Polda Jatim Bantah Menekan Keluarga Syaifuddin Umar
Kamis, 19 Agu 2004 16:05 WIB
Surabaya - Polda Jatim membantah telah melakukan penekanan terhadap Mayor Pol (Purn) Umar Ibrahim, ayah Syaifuddin Umar, sehingga melunak dan tidak mempersoalkan dugaan penyiksaan yang dialami anaknya.Bantahan ini disampaikan Kadiv Humas Polda Jatim Endro Wardoyo usai pertemuan tertutup Kapolda Jatim Irjen Pol Edi Sunarno dengan Umar Ibrahim di Mapolda Jatim, Jl. Achmad Yani, Surabaya, Kamis (19/8/2004)."Tidak ada upaya menekan. Tadi Anda sudah wawancara sendiri dengan Pak Umar. Dia terlihat riang, wajahnya ceria. Kan tidak terlihat wajahnya ditekan. Kalaupun tadi dia datang didampingi pengacaranya, itu haknya," ujar Endro.Menurut Endro Wardoyo, pertemuan Kapolda Jatim dengan Umar Ibrahim itu hanya silaturahmi karena Umar pernah menjadi anak buah Kapolda jatim saat bertugas di Irian pada tahun 1990-an."Pertemuan tadi tidak membahas persoalan lain. Itu semacam nostalgia pimpinan dengan mantan anak buahnya saat bertugas di Irian. Jadi tadi hanya makan-makan dan ngobrol," kata Endro.Jadi, tidak membahas kasus penangkapan dan dugaan penyiksaan terhadap Syaifuddin? "Tidak terkait soal itu. Kebetulan saja kasusnya bersamaan dengan kasus itu," tepis Endro.Di dalam pertemuan, menurut Endro, juga tidak ada upaya klarifikasi dari keluarga tentang kasus Syaifuddin yang diduga menyembunyikan Azahari.Endro juga menegaskan Polda Jatim tetap mempersilakan keluarga Syaifuddin jika ingin melaporkan kasus ini. "Tapi sampai sekarang belum ada pengaduan keluarga korban ke kepolisian.
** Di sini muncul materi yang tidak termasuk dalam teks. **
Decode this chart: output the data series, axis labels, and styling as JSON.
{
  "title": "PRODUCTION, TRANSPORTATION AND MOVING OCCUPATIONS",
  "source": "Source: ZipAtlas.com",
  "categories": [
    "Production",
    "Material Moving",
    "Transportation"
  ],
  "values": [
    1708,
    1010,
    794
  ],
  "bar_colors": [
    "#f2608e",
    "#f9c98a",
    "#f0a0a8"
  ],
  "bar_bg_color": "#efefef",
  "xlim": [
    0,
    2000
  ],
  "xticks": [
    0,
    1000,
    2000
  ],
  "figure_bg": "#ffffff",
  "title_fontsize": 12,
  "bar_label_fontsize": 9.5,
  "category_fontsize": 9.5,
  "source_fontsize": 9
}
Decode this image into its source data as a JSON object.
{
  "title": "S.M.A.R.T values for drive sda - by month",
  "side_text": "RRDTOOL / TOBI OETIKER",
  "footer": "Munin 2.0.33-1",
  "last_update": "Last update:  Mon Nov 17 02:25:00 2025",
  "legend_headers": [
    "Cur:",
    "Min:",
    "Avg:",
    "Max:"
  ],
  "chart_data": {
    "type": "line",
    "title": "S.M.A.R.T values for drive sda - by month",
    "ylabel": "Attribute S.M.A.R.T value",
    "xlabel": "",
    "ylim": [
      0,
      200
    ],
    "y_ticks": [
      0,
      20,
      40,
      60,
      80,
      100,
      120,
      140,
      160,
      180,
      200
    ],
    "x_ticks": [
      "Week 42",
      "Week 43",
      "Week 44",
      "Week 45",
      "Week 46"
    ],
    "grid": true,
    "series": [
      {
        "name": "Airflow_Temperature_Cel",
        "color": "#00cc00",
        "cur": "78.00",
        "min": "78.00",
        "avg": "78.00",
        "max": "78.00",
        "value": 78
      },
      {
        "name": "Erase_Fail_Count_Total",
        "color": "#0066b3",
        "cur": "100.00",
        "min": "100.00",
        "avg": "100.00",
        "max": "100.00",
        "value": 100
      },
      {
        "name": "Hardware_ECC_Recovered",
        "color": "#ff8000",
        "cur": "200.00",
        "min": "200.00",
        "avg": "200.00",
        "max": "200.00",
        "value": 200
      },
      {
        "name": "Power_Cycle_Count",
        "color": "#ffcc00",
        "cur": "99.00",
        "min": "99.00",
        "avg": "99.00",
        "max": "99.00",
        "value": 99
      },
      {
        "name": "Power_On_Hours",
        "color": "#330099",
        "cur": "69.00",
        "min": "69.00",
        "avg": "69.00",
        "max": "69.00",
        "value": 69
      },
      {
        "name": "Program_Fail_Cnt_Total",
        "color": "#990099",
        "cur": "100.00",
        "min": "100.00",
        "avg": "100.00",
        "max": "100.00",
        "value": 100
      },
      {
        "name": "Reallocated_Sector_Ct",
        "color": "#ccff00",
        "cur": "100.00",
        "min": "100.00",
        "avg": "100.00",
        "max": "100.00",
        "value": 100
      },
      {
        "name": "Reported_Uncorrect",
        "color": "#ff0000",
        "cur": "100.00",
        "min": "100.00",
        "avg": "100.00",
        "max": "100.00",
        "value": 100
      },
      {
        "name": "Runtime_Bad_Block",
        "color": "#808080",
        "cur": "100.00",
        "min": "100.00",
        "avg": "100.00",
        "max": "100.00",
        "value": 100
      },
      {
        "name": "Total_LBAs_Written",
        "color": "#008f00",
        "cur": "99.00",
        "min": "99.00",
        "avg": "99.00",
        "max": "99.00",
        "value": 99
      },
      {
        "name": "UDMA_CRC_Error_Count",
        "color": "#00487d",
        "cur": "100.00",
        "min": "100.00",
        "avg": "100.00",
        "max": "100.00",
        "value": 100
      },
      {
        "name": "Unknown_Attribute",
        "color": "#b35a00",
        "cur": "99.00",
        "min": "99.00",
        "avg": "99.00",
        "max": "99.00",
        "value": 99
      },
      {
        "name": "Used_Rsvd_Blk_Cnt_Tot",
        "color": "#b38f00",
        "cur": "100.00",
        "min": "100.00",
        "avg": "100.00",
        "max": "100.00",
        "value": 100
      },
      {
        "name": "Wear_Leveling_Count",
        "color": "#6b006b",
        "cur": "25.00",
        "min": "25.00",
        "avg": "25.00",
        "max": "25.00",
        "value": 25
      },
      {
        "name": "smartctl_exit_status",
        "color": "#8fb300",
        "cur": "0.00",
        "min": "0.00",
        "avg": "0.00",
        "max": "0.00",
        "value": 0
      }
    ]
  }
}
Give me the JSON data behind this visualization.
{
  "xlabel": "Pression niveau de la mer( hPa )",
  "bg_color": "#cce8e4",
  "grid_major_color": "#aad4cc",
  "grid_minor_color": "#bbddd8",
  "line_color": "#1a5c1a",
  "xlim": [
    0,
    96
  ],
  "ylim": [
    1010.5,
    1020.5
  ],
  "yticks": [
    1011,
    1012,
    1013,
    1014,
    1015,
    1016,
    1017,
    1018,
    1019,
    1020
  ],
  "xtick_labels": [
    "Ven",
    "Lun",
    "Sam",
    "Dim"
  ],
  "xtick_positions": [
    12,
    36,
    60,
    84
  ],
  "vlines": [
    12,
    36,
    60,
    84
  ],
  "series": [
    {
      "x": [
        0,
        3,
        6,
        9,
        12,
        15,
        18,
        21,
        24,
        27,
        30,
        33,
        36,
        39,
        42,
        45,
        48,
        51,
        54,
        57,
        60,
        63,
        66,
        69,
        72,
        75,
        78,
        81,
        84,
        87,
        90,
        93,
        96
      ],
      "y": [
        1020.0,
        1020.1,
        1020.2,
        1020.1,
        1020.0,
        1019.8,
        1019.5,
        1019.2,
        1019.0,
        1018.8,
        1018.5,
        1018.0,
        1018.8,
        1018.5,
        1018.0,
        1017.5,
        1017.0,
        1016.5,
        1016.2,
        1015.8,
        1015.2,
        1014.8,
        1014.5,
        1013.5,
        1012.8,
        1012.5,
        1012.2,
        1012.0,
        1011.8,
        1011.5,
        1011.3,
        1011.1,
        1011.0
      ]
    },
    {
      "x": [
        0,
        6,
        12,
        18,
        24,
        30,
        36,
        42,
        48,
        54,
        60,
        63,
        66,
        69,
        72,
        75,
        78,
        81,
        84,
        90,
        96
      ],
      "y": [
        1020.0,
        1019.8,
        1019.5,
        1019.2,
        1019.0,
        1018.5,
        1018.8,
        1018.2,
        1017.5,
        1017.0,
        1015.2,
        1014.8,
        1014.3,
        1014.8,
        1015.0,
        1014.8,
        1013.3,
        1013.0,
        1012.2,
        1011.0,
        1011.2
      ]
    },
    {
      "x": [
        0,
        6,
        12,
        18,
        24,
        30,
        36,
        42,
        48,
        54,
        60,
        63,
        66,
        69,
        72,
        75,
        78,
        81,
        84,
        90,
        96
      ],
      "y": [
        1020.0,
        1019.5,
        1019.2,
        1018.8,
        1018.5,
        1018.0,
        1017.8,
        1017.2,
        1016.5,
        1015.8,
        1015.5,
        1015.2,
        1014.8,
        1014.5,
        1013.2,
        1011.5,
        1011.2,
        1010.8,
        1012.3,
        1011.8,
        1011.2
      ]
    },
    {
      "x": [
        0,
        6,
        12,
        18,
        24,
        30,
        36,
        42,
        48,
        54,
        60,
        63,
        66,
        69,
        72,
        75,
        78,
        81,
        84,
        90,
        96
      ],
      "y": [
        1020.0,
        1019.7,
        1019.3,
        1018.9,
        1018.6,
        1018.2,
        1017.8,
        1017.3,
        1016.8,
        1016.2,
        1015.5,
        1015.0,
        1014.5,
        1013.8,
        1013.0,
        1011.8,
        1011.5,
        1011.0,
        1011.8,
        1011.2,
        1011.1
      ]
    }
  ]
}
Tapi silakan kalau mau lapor, kita akan membantu mengungkapnya."Tentang kenapa Syaifuddin tidak ditahan, menurut Endro karena yang bersangkutan sedang sakit. "Sekarang kan dia sakit. Setelah sehat kita lihat perkembangannya, apakah ditahan atau tidak. Tapi kemungkinan ditahan itu ada."Dalam kesempatan itu Endro Wardoyo juga menegaskan ada tiga aktivis Islam yang diburu adalah tidak benar. Sebab hanya Syaifuddin Umar yang ditangkap dan diamankan.